Os circos tradicionais, geralmente formados por uma mesma família que repassa o conhecimento de geração em geração, são cada vez mais raros. Embora não haja um registro atualizado de quantos espaços assim ainda funcionam no país, um estudo da Fundação Nacional de Artes (Funarte) estima que, em 2009, havia 500 circos de pequeno, médio e grande porte no Brasil. Um desses está se apresentando no balneário Praia de Leste, em Pontal do Paraná.
A trupe do Circo Fantasy é formada por cerca de 20 pessoas da mesma família. Elas vivem de peripécias e malabarismos desde a época dos tataravós da geração mais nova, que agora sobe ao picadeiro. Não dá pra dizer onde tudo começou, já que cada integrante da família nasceu em um lugar diferente do Brasil.
Bolhas de sabão
Gabriel Olguin Aranda é uruguaio, mora no Brasil há 12 anos e se apresenta como palhaço, trapezista e "homem-aranha." Nos intervalos, vende "fazedor de bolhas de sabão". Suas filhas, Tauane e Taila, praticamente nasceram em um picadeiro. Hoje Tauane se apresenta com o pai em um show de malabarismo, enquanto Taila faz piruetas com até seis bambolês enroscados no corpo.
O circo deve continuar percorrendo os balneários e cidades do Litoral paranaense até o fim da temporada. A apresentação conta com shows de mágica, palhaços, contorcionistas, malabaristas, trapezistas e outras atrações. Para comer, há pipoca, algodão-doce e churros de doce de leite. E tudo é vendido pelos próprios artistas, já que, para trabalhar em circo, é preciso fazer malabarismos. Literalmente.
Mágico e fujão
O "intruso" na família que se apresenta no Circo Fantasy é Lorran Santana, que faz shows de mágica junto com a esposa Elka e os filhos Lorran Jr., de 9 anos, e Lorrana, de 15. Lorran, há 30 anos no ramo, se lembra de como virou artista. "Estava entediado com a vida monótona que tinha no Sergipe. Uma vez passou um circo por lá e eu resolvi ir embora com ele", conta. Lorran tinha 13 anos.

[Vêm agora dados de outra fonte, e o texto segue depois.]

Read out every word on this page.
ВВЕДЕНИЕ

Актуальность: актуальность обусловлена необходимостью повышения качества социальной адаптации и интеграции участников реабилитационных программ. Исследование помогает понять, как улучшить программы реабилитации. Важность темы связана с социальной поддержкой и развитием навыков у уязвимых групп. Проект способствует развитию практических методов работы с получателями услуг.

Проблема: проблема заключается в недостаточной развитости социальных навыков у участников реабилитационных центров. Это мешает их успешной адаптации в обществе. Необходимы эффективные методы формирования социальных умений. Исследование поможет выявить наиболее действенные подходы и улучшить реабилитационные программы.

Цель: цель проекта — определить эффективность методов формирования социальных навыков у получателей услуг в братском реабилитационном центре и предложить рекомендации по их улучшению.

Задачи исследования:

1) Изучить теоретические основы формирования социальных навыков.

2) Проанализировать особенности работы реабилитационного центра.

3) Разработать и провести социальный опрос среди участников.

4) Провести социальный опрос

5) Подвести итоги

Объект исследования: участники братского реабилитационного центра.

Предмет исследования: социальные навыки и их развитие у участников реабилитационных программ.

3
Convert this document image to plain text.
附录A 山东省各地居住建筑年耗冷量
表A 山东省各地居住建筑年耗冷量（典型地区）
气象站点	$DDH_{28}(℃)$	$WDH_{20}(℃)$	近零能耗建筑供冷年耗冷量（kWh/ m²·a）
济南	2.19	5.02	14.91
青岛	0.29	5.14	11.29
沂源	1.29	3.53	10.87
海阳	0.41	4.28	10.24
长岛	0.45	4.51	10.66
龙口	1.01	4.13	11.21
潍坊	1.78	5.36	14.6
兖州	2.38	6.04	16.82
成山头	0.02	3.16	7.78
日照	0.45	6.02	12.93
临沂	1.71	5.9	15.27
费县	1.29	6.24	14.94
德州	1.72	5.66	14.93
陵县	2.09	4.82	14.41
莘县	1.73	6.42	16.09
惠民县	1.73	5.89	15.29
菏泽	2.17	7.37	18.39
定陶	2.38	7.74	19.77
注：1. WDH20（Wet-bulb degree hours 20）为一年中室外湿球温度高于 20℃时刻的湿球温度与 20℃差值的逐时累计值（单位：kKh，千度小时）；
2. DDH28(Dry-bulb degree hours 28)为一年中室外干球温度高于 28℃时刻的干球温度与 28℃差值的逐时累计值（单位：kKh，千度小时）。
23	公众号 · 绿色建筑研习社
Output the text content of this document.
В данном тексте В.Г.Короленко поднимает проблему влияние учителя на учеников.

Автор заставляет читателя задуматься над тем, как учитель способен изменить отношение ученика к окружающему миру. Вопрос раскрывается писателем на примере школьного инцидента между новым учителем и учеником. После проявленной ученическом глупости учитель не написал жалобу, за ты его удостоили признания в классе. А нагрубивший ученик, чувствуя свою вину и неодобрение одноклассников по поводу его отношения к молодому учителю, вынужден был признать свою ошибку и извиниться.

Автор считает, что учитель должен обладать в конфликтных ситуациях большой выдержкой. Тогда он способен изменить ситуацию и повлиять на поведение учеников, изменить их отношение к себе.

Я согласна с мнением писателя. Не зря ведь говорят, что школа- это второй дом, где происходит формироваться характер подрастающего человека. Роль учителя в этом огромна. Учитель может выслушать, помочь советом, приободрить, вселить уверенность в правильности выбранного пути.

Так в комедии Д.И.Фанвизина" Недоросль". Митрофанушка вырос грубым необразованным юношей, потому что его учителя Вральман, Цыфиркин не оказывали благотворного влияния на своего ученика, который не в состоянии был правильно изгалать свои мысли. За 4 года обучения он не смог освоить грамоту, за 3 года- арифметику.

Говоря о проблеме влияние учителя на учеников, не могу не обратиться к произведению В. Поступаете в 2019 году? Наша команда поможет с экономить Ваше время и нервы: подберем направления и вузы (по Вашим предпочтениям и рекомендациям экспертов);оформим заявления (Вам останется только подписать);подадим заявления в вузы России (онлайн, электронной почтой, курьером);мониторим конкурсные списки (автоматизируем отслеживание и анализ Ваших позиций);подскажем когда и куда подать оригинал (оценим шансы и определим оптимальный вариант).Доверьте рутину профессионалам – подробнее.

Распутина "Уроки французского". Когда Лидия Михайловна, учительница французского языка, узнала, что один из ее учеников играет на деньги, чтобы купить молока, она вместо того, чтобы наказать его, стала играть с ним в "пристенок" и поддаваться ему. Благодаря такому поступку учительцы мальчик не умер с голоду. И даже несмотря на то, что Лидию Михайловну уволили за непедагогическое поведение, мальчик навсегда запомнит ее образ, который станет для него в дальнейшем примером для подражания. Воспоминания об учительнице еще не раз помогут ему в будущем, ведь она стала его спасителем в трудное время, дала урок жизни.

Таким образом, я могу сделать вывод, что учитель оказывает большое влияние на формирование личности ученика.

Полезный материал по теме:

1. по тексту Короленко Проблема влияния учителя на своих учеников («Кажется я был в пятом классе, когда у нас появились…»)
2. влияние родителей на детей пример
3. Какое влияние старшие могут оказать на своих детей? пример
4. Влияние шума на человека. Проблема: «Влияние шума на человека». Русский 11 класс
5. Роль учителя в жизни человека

O sergipano começou como palhaço, mas ajudava os mágicos e acabou aprendendo os truques. Com o tempo, pegou tanta prática que foi chamado para fazer aparições no programa A Praça É Nossa, do SBT. Mas passou por muitos lugares: em sua época de locutor do circo do Beto Carrero, ele conheçou a esposa, que era bailarina. Os dois passaram 15 anos em Curitiba, longe do circo. Mas voltaram. "Quem é do circo nunca sai do circo."
Nos intervalos, Lorran e Elka tiram as roupas brilhantes, colocam aventais e vendem churros. "É o complemento da renda de todo mundo", diz o mágico.
Realidade
Na dura vida de artista de circo, recompensa vem do público
Em um mundo televisionado e hiperconectado, os artistas de circo fazem parte de um pequeno grupo que ainda mantém alguma aura de mistério. É difícil imaginar, por exemplo, que a trapezista pode sofrer na fila do ônibus. Ou então que talvez ela não tenha dinheiro para pagar as contas no fim do mês. No imaginário de quem se depara com uma ou outra apresentação de circo, ela sempre será do mesmo jeito: impecável, cheia de purpurina e capaz de acrobacias impossíveis.
Preconceito
Porém, a realidade dos artistas de circo não é tão espetacular. Todos são sujeitos comuns, que passam pelos mesmos problemas de qualquer pessoa. E sofrem preconceito. "Tem gente que pensa que nós temos uma vida indigna, que precisamos de caridade para sobreviver", diz uma das integrantes do Circo Fantasy, que prefere não se identificar. "Algumas pessoas dizem que não oferecemos uma vida boa para os nossos filhos. Mas eles vão pra escola, têm uma vida normal", afirma a integrante. Ela própria escolheu continuar no circo depois de terminar o ensino médio, mas diz que sua irmã decidiu sair e fazer faculdade de Administração. "Não é uma lei: nasceu no circo, vai morrer no circo. Mas estar aqui é uma emoção muito grande. É muito bom viajar, conhecer várias cidades. E a melhor coisa é ver a reação do público. Tem criança que até treme de emoção em alguns shows e você sabe que aquela felicidade toda foi você quem causou", conta, com brilho nos olhos.